Bag Management Questions:

  1. What do you think "Exclude from Order" means?
  2. What do you think "Remove a Prescription" means?
  3. Do you like the bag being prefilled with your medications that are ready to be checked out or would you prefer to add them to the bag yourself?

Overall Impression, Expectations, & Analysis

Overall Impression: Patients were able to navigate through the checkout process smoothly and understood how to go through the flow.

  • “Good. Like checking out on Amazon.”
  • “Pretty straightforward and easy.”
  • “Easy to use.”

Expectations that were missing:

  • Ability to set a payment method as a default.
  • Notifications about delivery. Patient expected a message on the order confirmation screen that he should expect texts/notifications as their delivery person approaches.
  • Ability to cancel an order.

Bag Management Feedback:

  • 'Exclude from Order’ terminology: Patients generally understood what exclude from order meant, but were confused when they saw the option to 'Remove a Prescription' button as well. Suggested terms: 'delete,' 'delete from cart,' or 'remove.'
  • ‘How can I remove a prescription?’ button: There was some confusion about what this button was for and patients didn’t even notice it until it was pointed it out to them. They didn’t understand what the difference was between this and the ‘Exclude from Order’ CTA.
  • Add to Bag or Pre-filled Bag?: The pre-filled bag in the prototype was confusing and patients were looking for a way to add the items to the bag.

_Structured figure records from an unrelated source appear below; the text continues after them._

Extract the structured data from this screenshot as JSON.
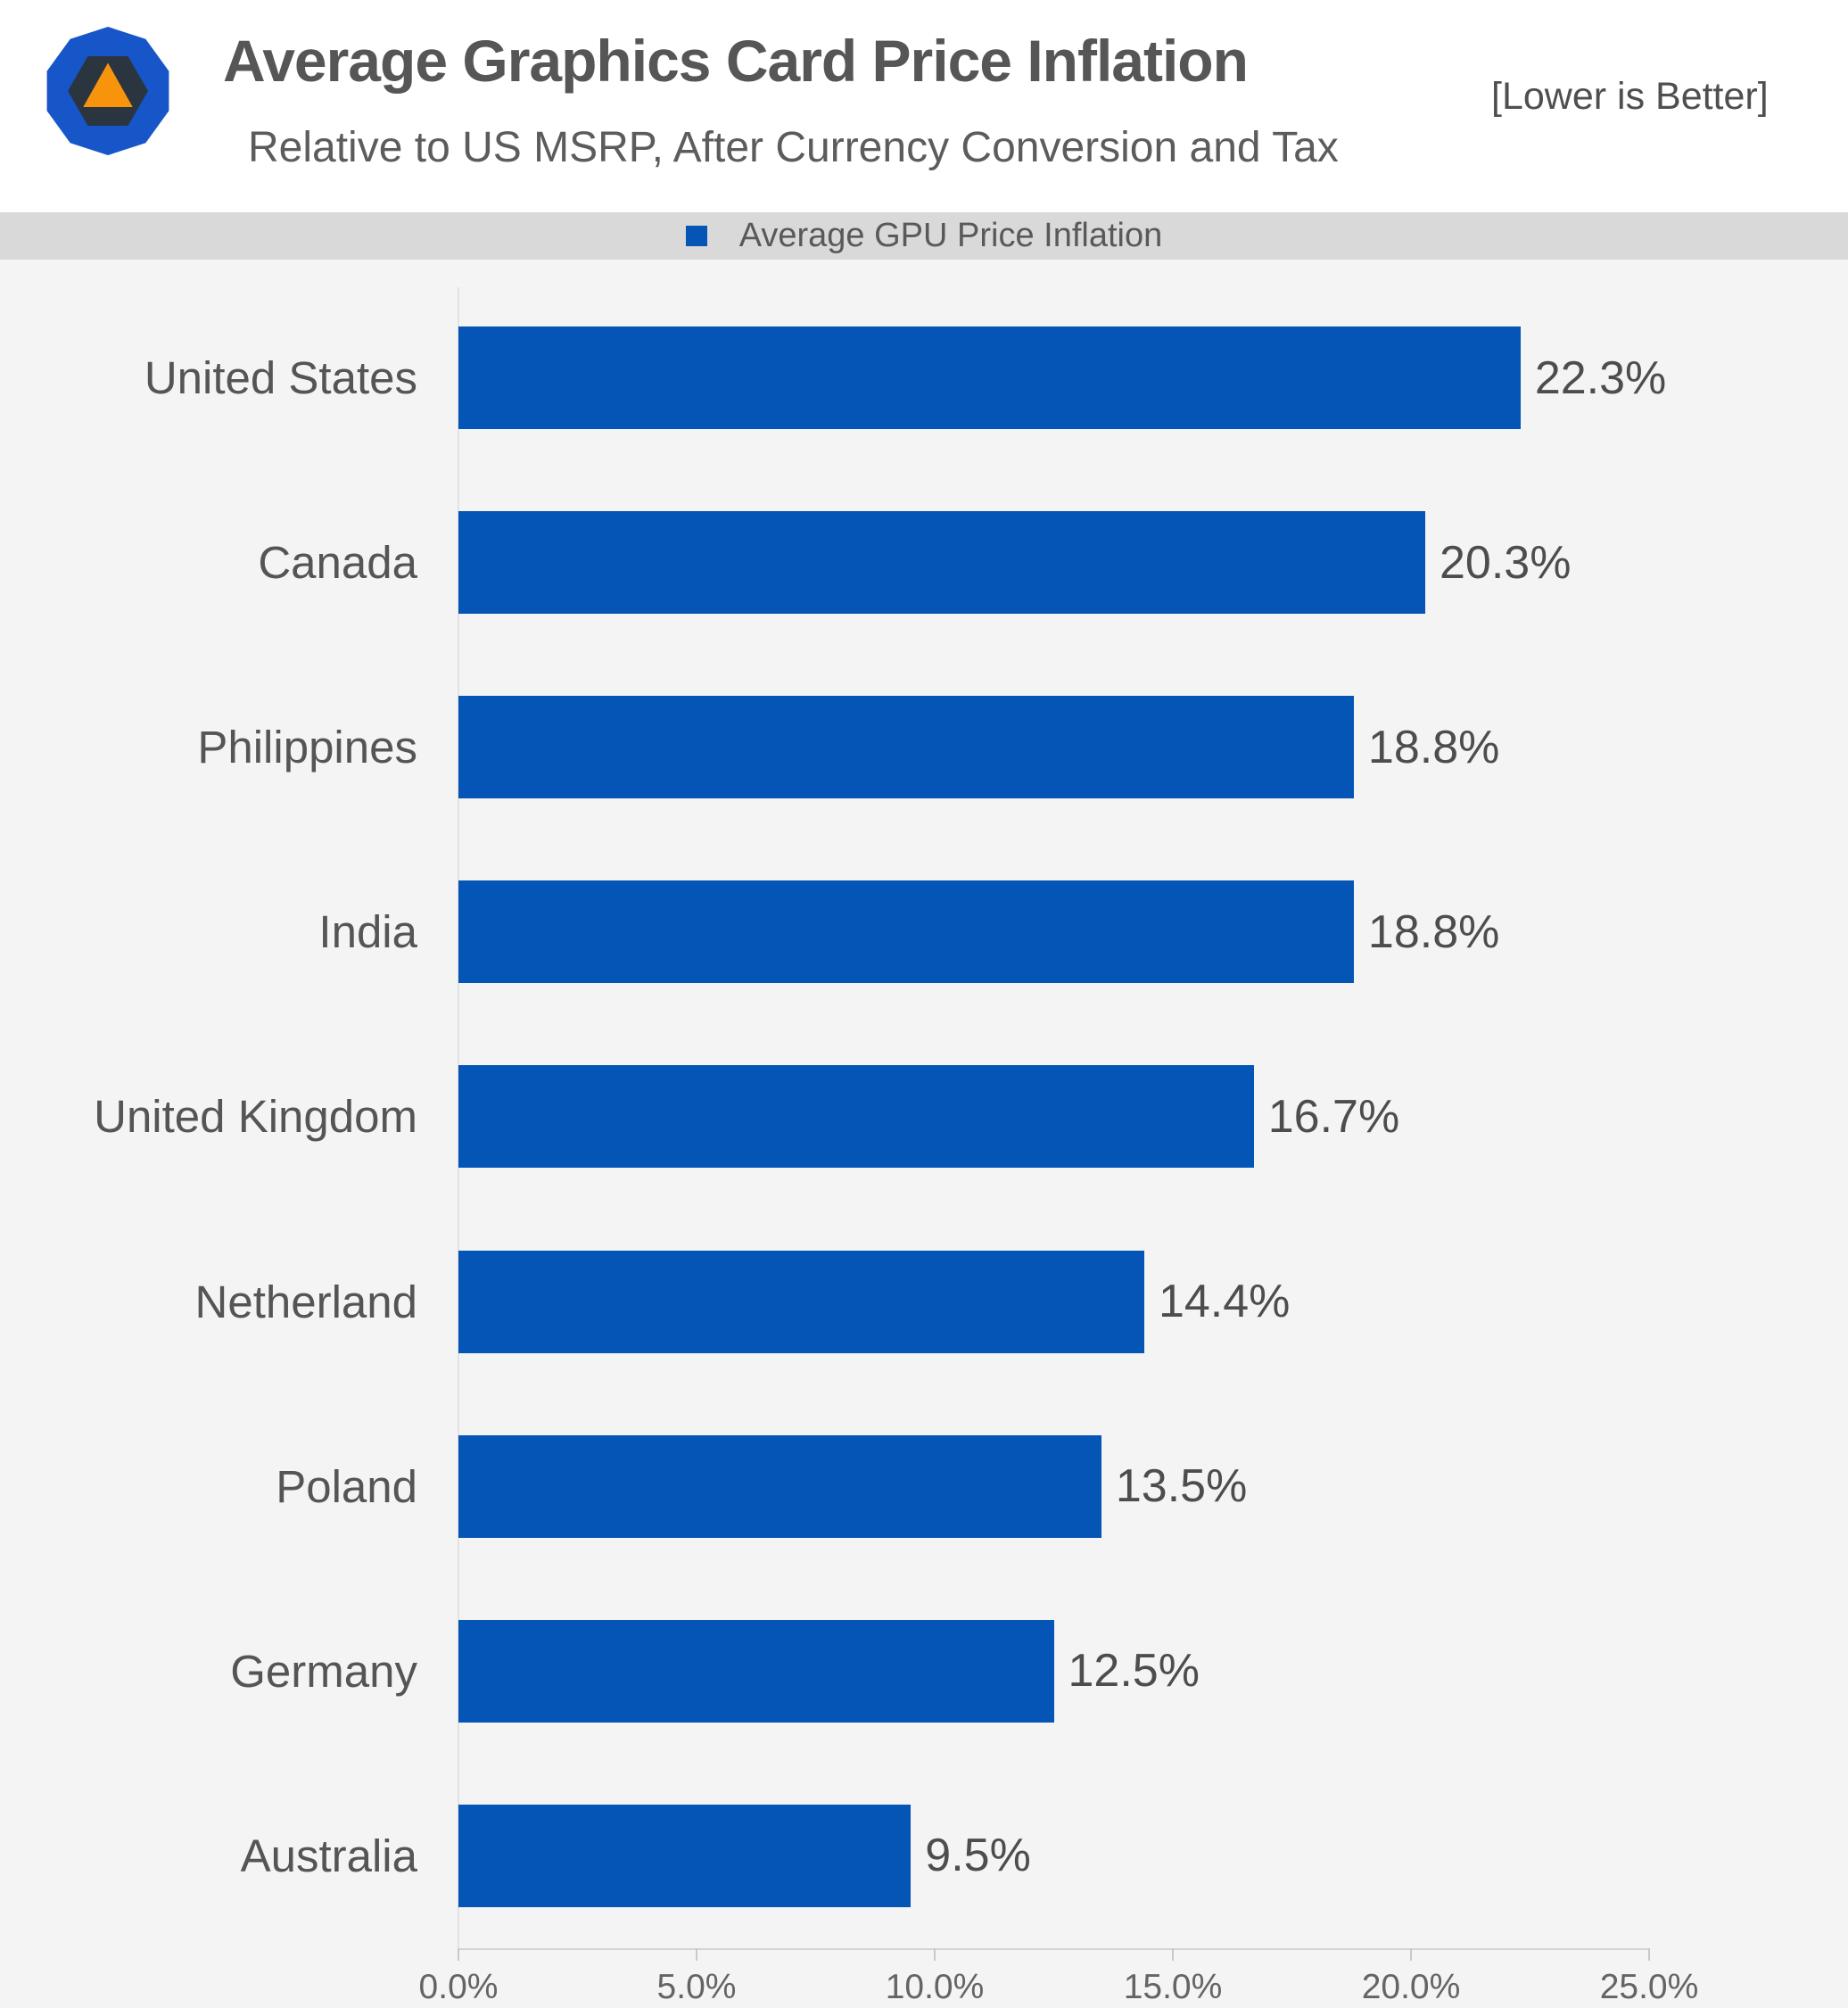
{
  "header": {
    "title": "Average Graphics Card Price Inflation",
    "subtitle": "Relative to US MSRP, After Currency Conversion and Tax",
    "note": "[Lower is Better]",
    "logo": {
      "name": "techspot-hub-logo",
      "outer_color": "#1656c9",
      "inner_color": "#2b3540",
      "triangle_color": "#f8930c"
    }
  },
  "legend": {
    "label": "Average GPU Price Inflation",
    "swatch_color": "#0455b5"
  },
  "chart_data": {
    "type": "bar",
    "orientation": "horizontal",
    "title": "Average Graphics Card Price Inflation",
    "subtitle": "Relative to US MSRP, After Currency Conversion and Tax",
    "series_name": "Average GPU Price Inflation",
    "categories": [
      "United States",
      "Canada",
      "Philippines",
      "India",
      "United Kingdom",
      "Netherland",
      "Poland",
      "Germany",
      "Australia"
    ],
    "values": [
      22.3,
      20.3,
      18.8,
      18.8,
      16.7,
      14.4,
      13.5,
      12.5,
      9.5
    ],
    "value_labels": [
      "22.3%",
      "20.3%",
      "18.8%",
      "18.8%",
      "16.7%",
      "14.4%",
      "13.5%",
      "12.5%",
      "9.5%"
    ],
    "xlabel": "",
    "ylabel": "",
    "xlim": [
      0,
      25
    ],
    "x_ticks": [
      0,
      5,
      10,
      15,
      20,
      25
    ],
    "x_tick_labels": [
      "0.0%",
      "5.0%",
      "10.0%",
      "15.0%",
      "20.0%",
      "25.0%"
    ],
    "grid": false,
    "legend_position": "top",
    "bar_color": "#0455b5",
    "plot_background": "#f4f4f4",
    "legend_strip_background": "#d9d9d9"
  }
}
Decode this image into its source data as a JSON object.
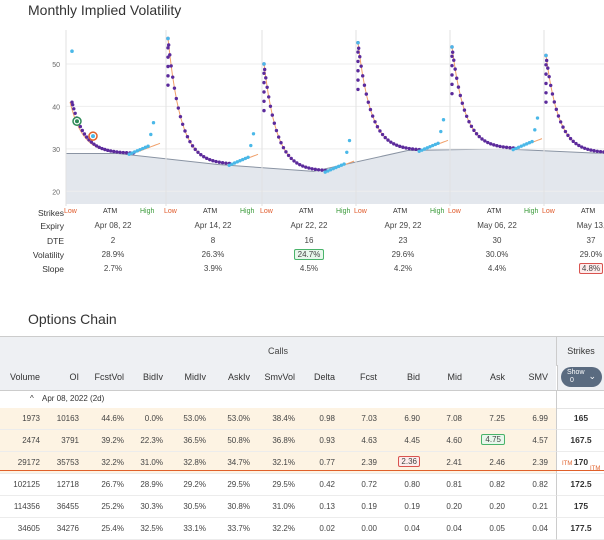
{
  "vol_section": {
    "title": "Monthly Implied Volatility",
    "y_ticks": [
      "50",
      "40",
      "30",
      "20"
    ]
  },
  "chart_data": {
    "type": "scatter",
    "ylim": [
      17,
      58
    ],
    "yticks": [
      20,
      30,
      40,
      50
    ],
    "expiries": [
      "Apr 08, 22",
      "Apr 14, 22",
      "Apr 22, 22",
      "Apr 29, 22",
      "May 06, 22",
      "May 13, 22"
    ],
    "atm_iv": [
      28.9,
      26.3,
      24.7,
      29.6,
      30.0,
      29.0
    ],
    "colors": {
      "calls": "#4ab8e8",
      "puts": "#5b2a9c",
      "fit": "#f0a06a",
      "atm_area": "#d7dde6"
    }
  },
  "info_rows": {
    "strikes_label": "Strikes",
    "expiry_label": "Expiry",
    "dte_label": "DTE",
    "volatility_label": "Volatility",
    "slope_label": "Slope",
    "low": "Low",
    "atm": "ATM",
    "high": "High",
    "columns": [
      {
        "expiry": "Apr 08, 22",
        "dte": "2",
        "vol": "28.9%",
        "slope": "2.7%"
      },
      {
        "expiry": "Apr 14, 22",
        "dte": "8",
        "vol": "26.3%",
        "slope": "3.9%"
      },
      {
        "expiry": "Apr 22, 22",
        "dte": "16",
        "vol": "24.7%",
        "slope": "4.5%"
      },
      {
        "expiry": "Apr 29, 22",
        "dte": "23",
        "vol": "29.6%",
        "slope": "4.2%"
      },
      {
        "expiry": "May 06, 22",
        "dte": "30",
        "vol": "30.0%",
        "slope": "4.4%"
      },
      {
        "expiry": "May 13,",
        "dte": "37",
        "vol": "29.0%",
        "slope": "4.8%"
      }
    ]
  },
  "chain": {
    "title": "Options Chain",
    "group_label": "Calls",
    "strikes_header": "Strikes",
    "show_label_1": "Show",
    "show_label_2": "0",
    "expiry_group": "Apr 08, 2022 (2d)",
    "columns": [
      "Volume",
      "OI",
      "FcstVol",
      "BidIv",
      "MidIv",
      "AskIv",
      "SmvVol",
      "Delta",
      "Fcst",
      "Bid",
      "Mid",
      "Ask",
      "SMV"
    ],
    "rows": [
      {
        "v": [
          "1973",
          "10163",
          "44.6%",
          "0.0%",
          "53.0%",
          "53.0%",
          "38.4%",
          "0.98",
          "7.03",
          "6.90",
          "7.08",
          "7.25",
          "6.99"
        ],
        "strike": "165"
      },
      {
        "v": [
          "2474",
          "3791",
          "39.2%",
          "22.3%",
          "36.5%",
          "50.8%",
          "36.8%",
          "0.93",
          "4.63",
          "4.45",
          "4.60",
          "4.75",
          "4.57"
        ],
        "strike": "167.5"
      },
      {
        "v": [
          "29172",
          "35753",
          "32.2%",
          "31.0%",
          "32.8%",
          "34.7%",
          "32.1%",
          "0.77",
          "2.39",
          "2.36",
          "2.41",
          "2.46",
          "2.39"
        ],
        "strike": "170"
      },
      {
        "v": [
          "102125",
          "12718",
          "26.7%",
          "28.9%",
          "29.2%",
          "29.5%",
          "29.5%",
          "0.42",
          "0.72",
          "0.80",
          "0.81",
          "0.82",
          "0.82"
        ],
        "strike": "172.5"
      },
      {
        "v": [
          "114356",
          "36455",
          "25.2%",
          "30.3%",
          "30.5%",
          "30.8%",
          "31.0%",
          "0.13",
          "0.19",
          "0.19",
          "0.20",
          "0.20",
          "0.21"
        ],
        "strike": "175"
      },
      {
        "v": [
          "34605",
          "34276",
          "25.4%",
          "32.5%",
          "33.1%",
          "33.7%",
          "32.2%",
          "0.02",
          "0.00",
          "0.04",
          "0.04",
          "0.05",
          "0.04"
        ],
        "strike": "177.5"
      }
    ],
    "itm_tag": "ITM"
  }
}
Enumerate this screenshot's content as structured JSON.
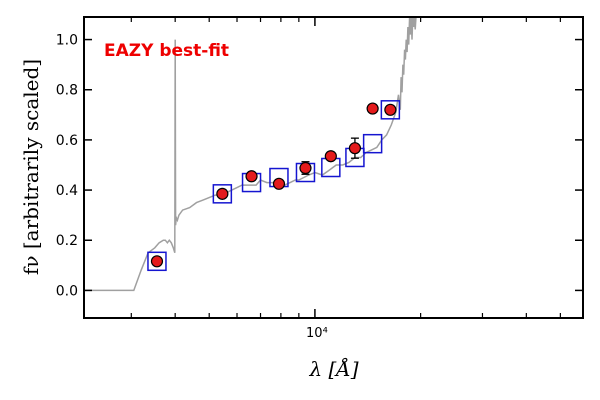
{
  "chart_data": {
    "type": "scatter",
    "title": "",
    "annotation": {
      "text": "EAZY best-fit",
      "color": "#ee0000"
    },
    "xlabel": "λ [Å]",
    "ylabel": "fν [arbitrarily scaled]",
    "xscale": "log",
    "xlim": [
      2200,
      58000
    ],
    "ylim": [
      -0.11,
      1.09
    ],
    "yticks": [
      0.0,
      0.2,
      0.4,
      0.6,
      0.8,
      1.0
    ],
    "ytick_labels": [
      "0.0",
      "0.2",
      "0.4",
      "0.6",
      "0.8",
      "1.0"
    ],
    "xtick_label_value": 10000,
    "xtick_label": "10⁴",
    "grid": false,
    "colors": {
      "template": "#a0a0a0",
      "observed_fill": "#e41a1c",
      "observed_edge": "#000000",
      "model_box": "#1515d0",
      "errorbar": "#000000"
    },
    "series": [
      {
        "role": "template-spectrum",
        "x": [
          2200,
          3050,
          3200,
          3350,
          3500,
          3600,
          3700,
          3750,
          3800,
          3850,
          3900,
          3950,
          3990,
          4000,
          4010,
          4030,
          4060,
          4100,
          4200,
          4400,
          4600,
          4800,
          5000,
          5200,
          5400,
          5600,
          5800,
          6000,
          6200,
          6500,
          6800,
          7000,
          7300,
          7600,
          7900,
          8200,
          8500,
          8800,
          9000,
          9300,
          9600,
          10000,
          10500,
          11000,
          11500,
          12000,
          12500,
          13000,
          13500,
          14000,
          14500,
          15000,
          15500,
          16000,
          16500,
          17000,
          17300,
          17500,
          17600,
          17700,
          17800,
          17900,
          18000,
          18100,
          18200,
          18300,
          18400,
          18500,
          18600,
          18700,
          18800,
          18900,
          19000,
          19100,
          19200,
          19300,
          19400
        ],
        "y": [
          0.0,
          0.0,
          0.08,
          0.15,
          0.17,
          0.19,
          0.2,
          0.2,
          0.19,
          0.2,
          0.19,
          0.17,
          0.15,
          1.0,
          0.26,
          0.29,
          0.28,
          0.3,
          0.32,
          0.33,
          0.35,
          0.36,
          0.37,
          0.38,
          0.38,
          0.39,
          0.4,
          0.41,
          0.42,
          0.42,
          0.42,
          0.44,
          0.43,
          0.43,
          0.42,
          0.42,
          0.43,
          0.44,
          0.44,
          0.45,
          0.46,
          0.47,
          0.46,
          0.48,
          0.5,
          0.5,
          0.51,
          0.53,
          0.53,
          0.55,
          0.56,
          0.57,
          0.6,
          0.62,
          0.66,
          0.71,
          0.78,
          0.72,
          0.85,
          0.79,
          0.9,
          0.86,
          0.96,
          0.92,
          1.0,
          0.95,
          1.05,
          0.98,
          1.1,
          1.02,
          1.1,
          1.0,
          1.1,
          1.05,
          1.1,
          1.04,
          1.1
        ]
      },
      {
        "role": "model-photometry",
        "x": [
          3550,
          5450,
          6600,
          7900,
          9400,
          11100,
          13000,
          14600,
          16400
        ],
        "y": [
          0.116,
          0.385,
          0.43,
          0.45,
          0.47,
          0.49,
          0.53,
          0.585,
          0.72
        ]
      },
      {
        "role": "observed-photometry",
        "x": [
          3550,
          5450,
          6600,
          7900,
          9400,
          11100,
          13000,
          14600,
          16400
        ],
        "y": [
          0.116,
          0.385,
          0.455,
          0.425,
          0.488,
          0.535,
          0.567,
          0.725,
          0.72
        ],
        "yerr": [
          0,
          0,
          0,
          0,
          0.025,
          0,
          0.04,
          0,
          0
        ]
      }
    ]
  }
}
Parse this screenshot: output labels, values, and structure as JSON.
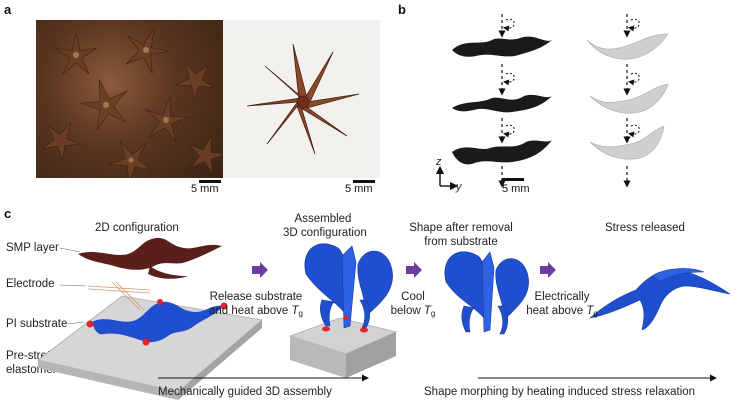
{
  "panels": {
    "a": "a",
    "b": "b",
    "c": "c"
  },
  "panel_a": {
    "scale_left": "5 mm",
    "scale_right": "5 mm"
  },
  "panel_b": {
    "axis_z": "z",
    "axis_y": "y",
    "scale": "5 mm"
  },
  "panel_c": {
    "title_2d": "2D configuration",
    "title_assembled_1": "Assembled",
    "title_assembled_2": "3D configuration",
    "title_removal_1": "Shape after removal",
    "title_removal_2": "from substrate",
    "title_released": "Stress released",
    "layer_smp": "SMP layer",
    "layer_electrode": "Electrode",
    "layer_pi": "PI substrate",
    "layer_elastomer_1": "Pre-stretched",
    "layer_elastomer_2": "elastomer",
    "step1_line1": "Release substrate",
    "step1_line2": "and heat above",
    "step2_line1": "Cool",
    "step2_line2": "below",
    "step3_line1": "Electrically",
    "step3_line2": "heat above",
    "tg_symbol": "T",
    "tg_sub": "g",
    "footer_left": "Mechanically guided 3D assembly",
    "footer_right": "Shape morphing by heating induced stress relaxation"
  },
  "colors": {
    "smp_brown": "#5a1f1a",
    "pi_blue": "#1f4fcf",
    "arrow_purple": "#6a3ea1",
    "substrate_gray": "#c9c9c9",
    "sim_black": "#1a1a1a",
    "sim_gray": "#cfcfcf"
  }
}
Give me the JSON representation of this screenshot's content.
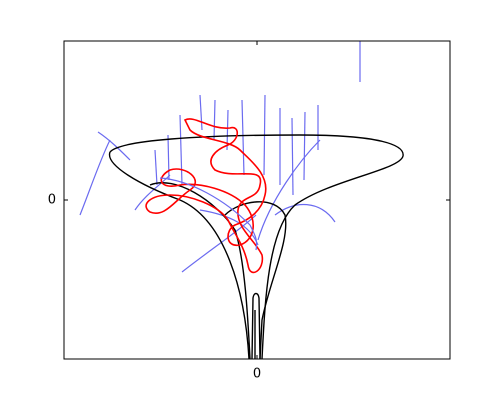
{
  "chart_data": {
    "type": "line",
    "xlim": [
      -1,
      1
    ],
    "ylim": [
      -1,
      1
    ],
    "xticks": [
      0
    ],
    "yticks": [
      0
    ]
  }
}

Almost all patients were looking for a way to edit their bag from the prescriptions screen and had to be directed to the bag page to see how they can remove.

Proposed Solution & Final Designs

  • Update ‘Exclude from Order’ terminology to ‘Remove from Bag’ so that it’s more clear that the patient is removing the prescription from their bag (or current order) and NOT their profile. The prescription will still exist in their prescriptions screen.
  • Remove “How can I remove a prescription?” button to avoid confusion with ‘Remove from Bag’ CTA.
    1. This button currently only directs patients to call us in order to delete a prescription from their profile completely.
    2. Patients indicated that they want to avoid calling Medly to handle anything, if possible. We also already have a chat system and phone number listed in the footer for any help from Medly.
    3. We can consider reintroducing this into the product at a later time (with new terminology) when we can allow patients to hide or archive prescriptions on their own. Potential new language to use “No longer need this prescription?”
  • Give patients ability to add/remove prescriptions to their bag themselves. This would give them the control that they’ve been wanting to choose what they want to check out.


Future Considerations

Desired Improvements to Checkout:

  • Ability to reschedule: Two patients mentioned that they’d like to update their delivery details such as the delivery time, delivery address, form of payment, and delivery details.
  • Ability to cancel an order: Patients want the flexibility to cancel an order. This is already a feature we were planning on.
  • Setting payment method as a default: This might be a Square limitation, so this would have to be looked into. We do already save payment methods in their profile, so they don’t have to re-enter every time.
  • Add messaging for delivery updates: There should be simple messaging on the confirmation page about texts/notifications they’ll receive for delivery updates.
  • Option to leave deliveries at door: One patient mentioned that he wanted to at least have someone that’s he’s authorized/designated to accept his delivery with an ID, like his doorman.

Impact & Metrics

Time saved for agents: By full launch, roughly 65% of a patient experience agent's time was given back to assist with other issues outside of placing and scheduling orders.

Increase in scheduled deliveries per day: 

  • First location launch (New Jersey): 20-30 deliveries per day
  • All locations: 250 deliveries per day
  • We had weeks where we’d have over 1,000 prescriptions delivered

Many of our patients went to the pharmacy by foot, so we still wanted to accommodate for them. The new checkout experience made it a lot more convenient but also showed us how valuable the small brick and mortar experience was for a set of patients who liked having a face to face relationship with the pharmacist.